Ce qui se passe normalement :
La vidéo finale passe un QC pour détecter les erreurs, les fautes de frappe, les glitches, les problèmes de timing. Elle s'exporte dans tous les livrables que le client a besoin, les formats pour les réseaux sociaux, les formats de présentation, les masters haute résolution. Les fichiers de projet s'organisent et s'archivent. Tout se package pour le handoff final.
Ce qui aide à cette étape :
- Des specs techniques claires du client (formats, résolutions, tailles de fichiers)

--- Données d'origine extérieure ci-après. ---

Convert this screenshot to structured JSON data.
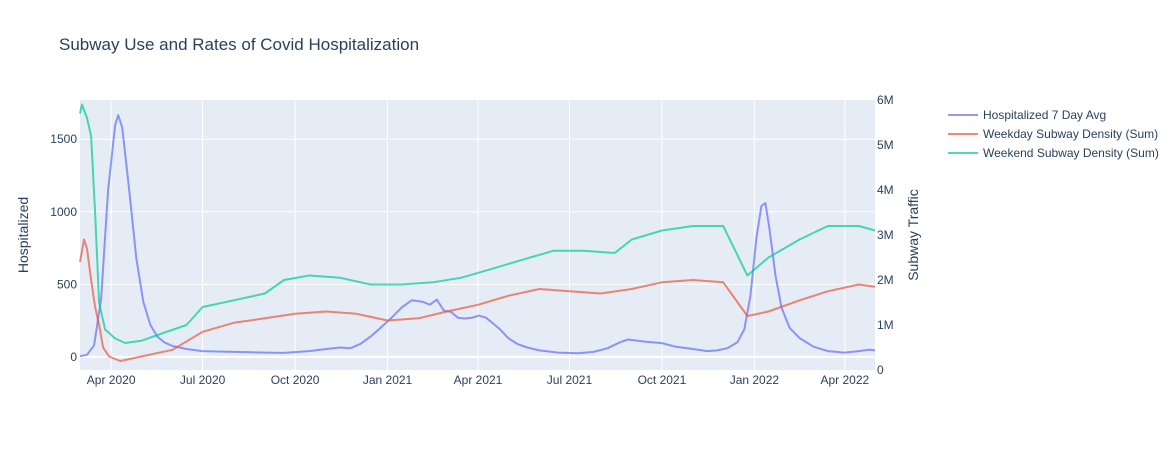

- Une approbation finale sur le contenu avant l'export
- Toutes les équipes regardent le contenu plus d'une fois
- Un package de livraison organisé avec des noms de fichiers
Checkpoint final :
À ce point, t'as regardé la vidéo tellement de fois que tu pourrais probablement la réciter frame par frame. C'est exactement le problème, ton cerveau a normalisé le glitch. La faute de frappe qui est là depuis le round deux ? Invisible pour toi maintenant. Le problème de timing ? Ça feel normal parce que tu l'as vu cent fois. C'est exactement pour ça que des yeux frais comptent. Quelqu'un qui a pas été deep dans le projet attrape ce que tu vois plus. Si t'es encore en train de fixer des problèmes des étapes précédentes, tu pourras pas focus sur ces détails finaux. Attrape les problèmes maintenant, pas après que le client l'a déjà partagé.
Note finale : La réalité des changements
Le processus de production fonctionne comme un entonnoir, on essaie de limiter les changements en cours de route parce que les changements c'est ce qui coûte du temps et du budget en travail créatif. Plus les décisions se lockent tôt, plus tout devient fluide.
Mais voilà la réalité : les changements sont inévitables. Le feedback du client arrive. Les priorités business shiftent. Quelqu'un voit ça et a une nouvelle idée. Le budget se fait couper. Un compétiteur lance quelque chose de similaire. La vie arrive.
La chose la plus importante c'est pas d'éviter tous les changements, c'est de trouver un motion designer qui comprend ça et qui gère les changements sans le prendre personnellement. Quelqu'un qui répond avec du problem-solving plutôt que de la frustration. Parce qu'au bout du compte, c'est le travail d'équipe qui fait du bon travail pour le client.
Si tu planifies un projet de motion design, utilise ce guide pour mettre les choses en place le plus simplement possible. Et quand des changements arrivent (ils arrivent toujours). Travaille avec quelqu’un qui comprend que ça fait partie du processus.